Hours are 8 a.m. to 8 p.m. Mon-Wed.; 8 a.m. to 10:30 p.m. Thurs.; 8 a.m. to 2 p.m. Fri. and 9 a.m. to 5 p.m. Sun. The store is closed on Saturdays.

All about sauerkraut

Attention, sauerkraut fans. Frank's Kraut has launched two resources for all things kraut: Sauerkraut News Bureau (www.sauerkraut.com) and the world's only sauerkraut Wiki: www.SauerkrautWiki.com. They were developed to keep "foodies, shoppers, fitness junkies, health enthusiasts and history buffs apprised of all the latest (and oldest) news on one of the world's most popular foods: sauerkraut," according to a press release. The Sauerkraut News Bureau will contain info such as newly developed restaurant offerings, festivals, health findings and "celebrity sauerkraut sightings." The SauerkrautWiki invites anyone with an interest in the product to help the Wiki grow with historical facts, news items, scientific findings, celebrations and old uses of the product.

Three cheers!

We are thrilled to report that Steve Hoffman, freelancer extraordinaire for Taste, has won the coveted Bert Greene award (from the International Association of Culinary Professionals) for Narrative Culinary Writing for "From the wild," an essay on hunting, that ran on Thanksgiving Day.

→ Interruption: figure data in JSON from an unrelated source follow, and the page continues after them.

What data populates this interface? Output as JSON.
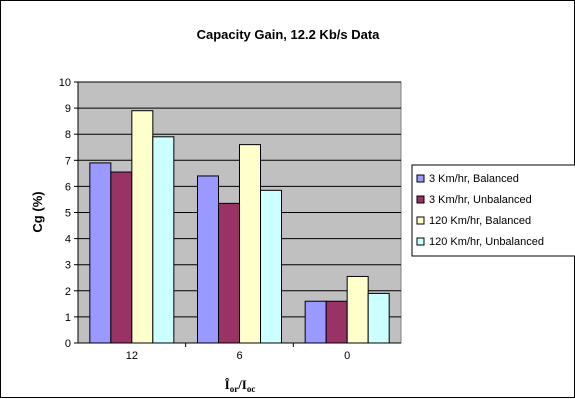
{
  "chart_data": {
    "type": "bar",
    "title": "Capacity Gain, 12.2 Kb/s Data",
    "ylabel": "Cg (%)",
    "xlabel": {
      "main": "Î",
      "sub1": "or",
      "slash": "/I",
      "sub2": "oc"
    },
    "categories": [
      "12",
      "6",
      "0"
    ],
    "ylim": [
      0,
      10
    ],
    "yticks": [
      "0",
      "1",
      "2",
      "3",
      "4",
      "5",
      "6",
      "7",
      "8",
      "9",
      "10"
    ],
    "grid": true,
    "legend_position": "right",
    "plot_background": "#c0c0c0",
    "series": [
      {
        "name": "3 Km/hr, Balanced",
        "color": "#9999ff",
        "values": [
          6.9,
          6.4,
          1.6
        ]
      },
      {
        "name": "3 Km/hr, Unbalanced",
        "color": "#993366",
        "values": [
          6.55,
          5.35,
          1.6
        ]
      },
      {
        "name": "120 Km/hr, Balanced",
        "color": "#ffffcc",
        "values": [
          8.9,
          7.6,
          2.55
        ]
      },
      {
        "name": "120 Km/hr, Unbalanced",
        "color": "#ccffff",
        "values": [
          7.9,
          5.85,
          1.9
        ]
      }
    ]
  }
}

Hoffman's earlier three-part series, "Letter From France," which focused on the food his family encountered in the tiny village of Autignac, was a winner in last year's competition held by the Association of Food Journalists.

Read an excerpt at right, or the full story at startribune.com/taste.

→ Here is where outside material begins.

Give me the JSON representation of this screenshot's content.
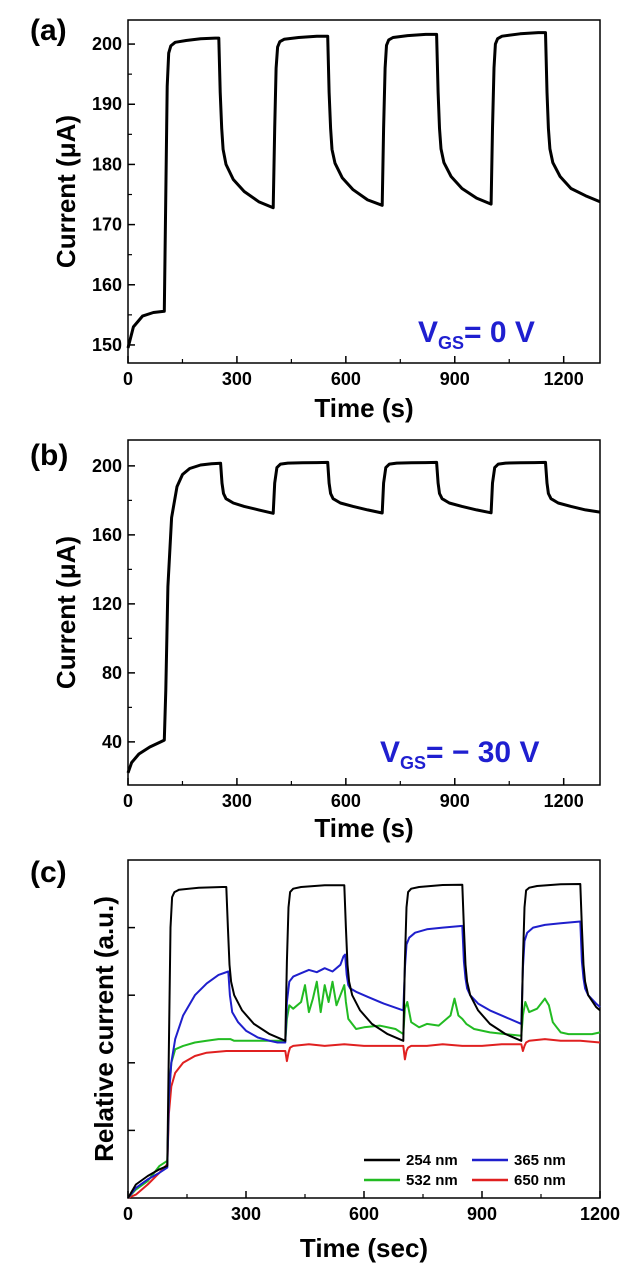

A friend and I had spent a January morning ice fishing, then an afternoon with shotguns slung across our backs, snowshoeing the cedar-lined shore of one of those Boundary Waters lakes that look like claw scratches along the Canadian border.

The day's result: Zero fish. One snowshoe hare.

Back in camp we balanced a soup kettle on a teetering propane stove, melted some snow and slowly defrosted a frozen block of venison stew. By headlamp, in the late afternoon darkness, we scooped olive oil, turned gelatinous from the cold, into a camp skillet, browned the skinned and butchered hare, then added the thighs, shoulders and saddle to the bubbling, wine-rich stew.

An hour later, squatting outside a glowing tent, we improvised a table from an upside-down enamel pot in the snow, set the kettle of stew on top of it, and ladled out two steaming bowlfuls. Clouds of our own breath drifted through the cones of our headlamps, as we forked up gravy-glazed carrot and onion, and big, dripping cubes of venison shoulder, our forks clanking against the metal bowls with our shivering. We peeled fat shreds of glistening hare from the bones with our brittle fingers, and agreed that there was really nowhere else we'd rather be. Excerpt from Nov. 28, 2013, Taste section: "From the wild."